(a) Coverage for essential health benefits package. — A health insurer that offers health insurance coverage in the small group market shall ensure that such coverage includes the essential health benefits package in conformity with § 1302 of the Patient Protection and Affordable Care Act [42 U.S.C. § 18022], as the law and its implementing regulations were in effect on January 1, 2018, and state law. The Commissioner shall issue a regulation setting forth what constitutes “essential health benefits” for purposes of this section.

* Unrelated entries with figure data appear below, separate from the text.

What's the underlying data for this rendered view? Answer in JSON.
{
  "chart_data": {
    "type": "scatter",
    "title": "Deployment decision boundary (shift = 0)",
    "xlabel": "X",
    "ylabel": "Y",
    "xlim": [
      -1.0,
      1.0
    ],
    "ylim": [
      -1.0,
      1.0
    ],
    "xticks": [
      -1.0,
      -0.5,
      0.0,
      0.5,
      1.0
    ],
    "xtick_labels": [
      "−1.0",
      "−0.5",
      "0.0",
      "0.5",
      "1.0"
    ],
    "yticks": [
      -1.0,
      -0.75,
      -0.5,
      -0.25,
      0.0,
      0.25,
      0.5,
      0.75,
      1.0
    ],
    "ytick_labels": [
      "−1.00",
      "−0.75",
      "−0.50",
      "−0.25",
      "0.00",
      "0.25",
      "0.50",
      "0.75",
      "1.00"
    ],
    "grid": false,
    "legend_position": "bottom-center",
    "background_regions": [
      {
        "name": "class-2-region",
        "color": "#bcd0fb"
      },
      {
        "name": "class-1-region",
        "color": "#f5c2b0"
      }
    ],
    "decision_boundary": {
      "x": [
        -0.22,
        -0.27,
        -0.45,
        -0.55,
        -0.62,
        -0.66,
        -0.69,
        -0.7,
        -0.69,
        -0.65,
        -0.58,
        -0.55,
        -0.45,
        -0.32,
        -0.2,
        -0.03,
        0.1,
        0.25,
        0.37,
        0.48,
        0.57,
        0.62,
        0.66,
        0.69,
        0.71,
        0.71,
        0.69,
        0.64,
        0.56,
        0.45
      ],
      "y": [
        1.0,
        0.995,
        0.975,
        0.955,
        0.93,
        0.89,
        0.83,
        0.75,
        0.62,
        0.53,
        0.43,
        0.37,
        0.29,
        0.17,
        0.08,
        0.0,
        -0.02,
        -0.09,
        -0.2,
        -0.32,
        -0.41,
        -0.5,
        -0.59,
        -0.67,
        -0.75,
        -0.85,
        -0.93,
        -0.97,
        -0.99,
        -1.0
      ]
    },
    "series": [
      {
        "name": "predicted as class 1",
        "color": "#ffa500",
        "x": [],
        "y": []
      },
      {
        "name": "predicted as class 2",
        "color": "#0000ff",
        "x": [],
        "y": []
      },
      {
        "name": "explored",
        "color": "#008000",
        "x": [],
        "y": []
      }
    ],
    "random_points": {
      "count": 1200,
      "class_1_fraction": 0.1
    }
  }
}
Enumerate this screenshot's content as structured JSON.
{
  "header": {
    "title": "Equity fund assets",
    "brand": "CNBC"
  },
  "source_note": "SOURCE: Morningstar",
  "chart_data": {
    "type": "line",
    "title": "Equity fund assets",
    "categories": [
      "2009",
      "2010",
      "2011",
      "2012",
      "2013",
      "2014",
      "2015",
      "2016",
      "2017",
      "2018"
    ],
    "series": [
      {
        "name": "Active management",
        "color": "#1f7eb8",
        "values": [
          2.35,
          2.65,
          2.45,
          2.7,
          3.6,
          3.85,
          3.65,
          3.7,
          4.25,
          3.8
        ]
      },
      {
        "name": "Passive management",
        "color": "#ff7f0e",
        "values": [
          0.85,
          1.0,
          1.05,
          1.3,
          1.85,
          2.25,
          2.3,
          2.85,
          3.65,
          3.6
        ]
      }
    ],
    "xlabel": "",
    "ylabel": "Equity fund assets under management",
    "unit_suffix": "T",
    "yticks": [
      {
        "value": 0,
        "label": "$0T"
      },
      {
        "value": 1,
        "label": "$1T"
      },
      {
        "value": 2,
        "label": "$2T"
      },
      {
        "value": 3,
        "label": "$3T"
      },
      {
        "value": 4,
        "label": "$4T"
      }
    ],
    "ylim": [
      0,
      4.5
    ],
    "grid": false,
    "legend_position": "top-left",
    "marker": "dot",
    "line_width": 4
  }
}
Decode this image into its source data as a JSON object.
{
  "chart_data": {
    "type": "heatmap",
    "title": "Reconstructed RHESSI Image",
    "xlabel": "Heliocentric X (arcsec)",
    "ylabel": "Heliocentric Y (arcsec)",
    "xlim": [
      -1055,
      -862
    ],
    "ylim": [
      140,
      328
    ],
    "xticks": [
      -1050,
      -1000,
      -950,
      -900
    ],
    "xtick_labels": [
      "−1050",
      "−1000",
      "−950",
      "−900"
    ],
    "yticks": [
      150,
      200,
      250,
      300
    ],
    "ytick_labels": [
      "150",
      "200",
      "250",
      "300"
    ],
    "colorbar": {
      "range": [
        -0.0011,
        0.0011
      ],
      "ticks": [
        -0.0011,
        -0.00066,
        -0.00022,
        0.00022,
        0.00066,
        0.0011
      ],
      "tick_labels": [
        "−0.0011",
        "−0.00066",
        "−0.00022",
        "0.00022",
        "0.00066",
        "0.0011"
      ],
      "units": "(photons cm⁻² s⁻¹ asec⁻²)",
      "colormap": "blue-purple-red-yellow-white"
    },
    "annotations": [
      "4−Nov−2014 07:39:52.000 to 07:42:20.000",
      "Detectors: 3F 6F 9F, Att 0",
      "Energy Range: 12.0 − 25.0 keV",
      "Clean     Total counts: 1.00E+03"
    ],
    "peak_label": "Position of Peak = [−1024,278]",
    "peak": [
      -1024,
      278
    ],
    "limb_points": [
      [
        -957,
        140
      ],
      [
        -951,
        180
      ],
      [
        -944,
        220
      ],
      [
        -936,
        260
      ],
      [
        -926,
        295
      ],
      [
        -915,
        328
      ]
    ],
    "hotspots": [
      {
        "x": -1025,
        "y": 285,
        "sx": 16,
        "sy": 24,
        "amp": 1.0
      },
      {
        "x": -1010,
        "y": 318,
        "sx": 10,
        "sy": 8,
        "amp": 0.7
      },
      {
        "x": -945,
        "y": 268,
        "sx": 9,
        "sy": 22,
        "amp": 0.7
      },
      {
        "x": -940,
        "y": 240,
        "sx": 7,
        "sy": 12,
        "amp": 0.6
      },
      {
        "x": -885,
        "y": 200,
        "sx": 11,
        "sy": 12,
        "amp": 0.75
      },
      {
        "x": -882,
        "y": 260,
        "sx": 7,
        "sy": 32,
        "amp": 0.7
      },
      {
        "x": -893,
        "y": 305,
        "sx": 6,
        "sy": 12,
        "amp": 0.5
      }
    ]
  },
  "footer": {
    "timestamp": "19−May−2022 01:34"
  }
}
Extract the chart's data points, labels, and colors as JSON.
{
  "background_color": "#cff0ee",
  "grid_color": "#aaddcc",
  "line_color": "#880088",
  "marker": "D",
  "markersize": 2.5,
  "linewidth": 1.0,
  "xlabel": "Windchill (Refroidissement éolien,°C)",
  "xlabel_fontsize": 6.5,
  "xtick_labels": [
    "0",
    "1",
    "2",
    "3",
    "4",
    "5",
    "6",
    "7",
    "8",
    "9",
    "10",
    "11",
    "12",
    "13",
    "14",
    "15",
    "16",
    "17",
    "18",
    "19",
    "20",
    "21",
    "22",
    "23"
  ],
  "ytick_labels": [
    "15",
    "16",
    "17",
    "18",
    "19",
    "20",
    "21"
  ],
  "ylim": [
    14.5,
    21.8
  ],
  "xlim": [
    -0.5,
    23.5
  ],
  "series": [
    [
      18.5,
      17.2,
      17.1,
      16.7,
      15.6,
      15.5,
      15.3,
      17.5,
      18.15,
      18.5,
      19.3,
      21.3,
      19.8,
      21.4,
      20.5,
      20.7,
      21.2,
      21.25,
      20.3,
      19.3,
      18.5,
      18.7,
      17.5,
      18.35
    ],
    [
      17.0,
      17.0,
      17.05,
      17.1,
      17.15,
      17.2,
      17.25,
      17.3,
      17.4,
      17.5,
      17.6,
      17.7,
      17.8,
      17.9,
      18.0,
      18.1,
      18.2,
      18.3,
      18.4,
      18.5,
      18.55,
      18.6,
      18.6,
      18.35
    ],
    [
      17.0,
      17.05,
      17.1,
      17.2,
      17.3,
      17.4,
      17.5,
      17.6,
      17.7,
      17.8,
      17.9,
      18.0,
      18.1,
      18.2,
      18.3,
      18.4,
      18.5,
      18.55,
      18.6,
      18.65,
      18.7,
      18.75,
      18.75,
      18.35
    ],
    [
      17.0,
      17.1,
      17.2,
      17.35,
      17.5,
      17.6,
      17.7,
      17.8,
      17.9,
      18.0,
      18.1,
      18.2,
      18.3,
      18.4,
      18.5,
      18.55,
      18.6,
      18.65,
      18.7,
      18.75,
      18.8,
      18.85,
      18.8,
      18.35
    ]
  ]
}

(b) Cost-sharing under group health plans. — A group health plan shall ensure that any annual cost-sharing imposed under the plan does not exceed the limitations provided for under § 1302(c)(1) and (2) of the Patient Protection and Affordable Care Act [42 U.S.C. § 18022(c)(1) and (2)], as the law and its implementing regulations were in effect on January 1, 2018, and state law.
(c) Child-only plans. — If a health insurer offers health insurance coverage in any level of coverage specified under § 1302(d) of the Patient Protection and Affordable Care Act [42 U.S.C. § 18022(d)], as the law and its implementing regulations were in effect on January 1, 2018, or state law, the health insurer shall also offer such coverage in that level as a plan in which the only enrollees are individuals who, as of the beginning of the plan year, are under the age of 21.
(d) Dental only. — This section shall not apply to a plan described in § 1311(d)(2)(B)(ii) of the Patient Protection and Affordable Care Act [42 U.S.C. § 18031(d)(2)(B)(ii)], as the law and its implementing regulations were in effect on January 1, 2018.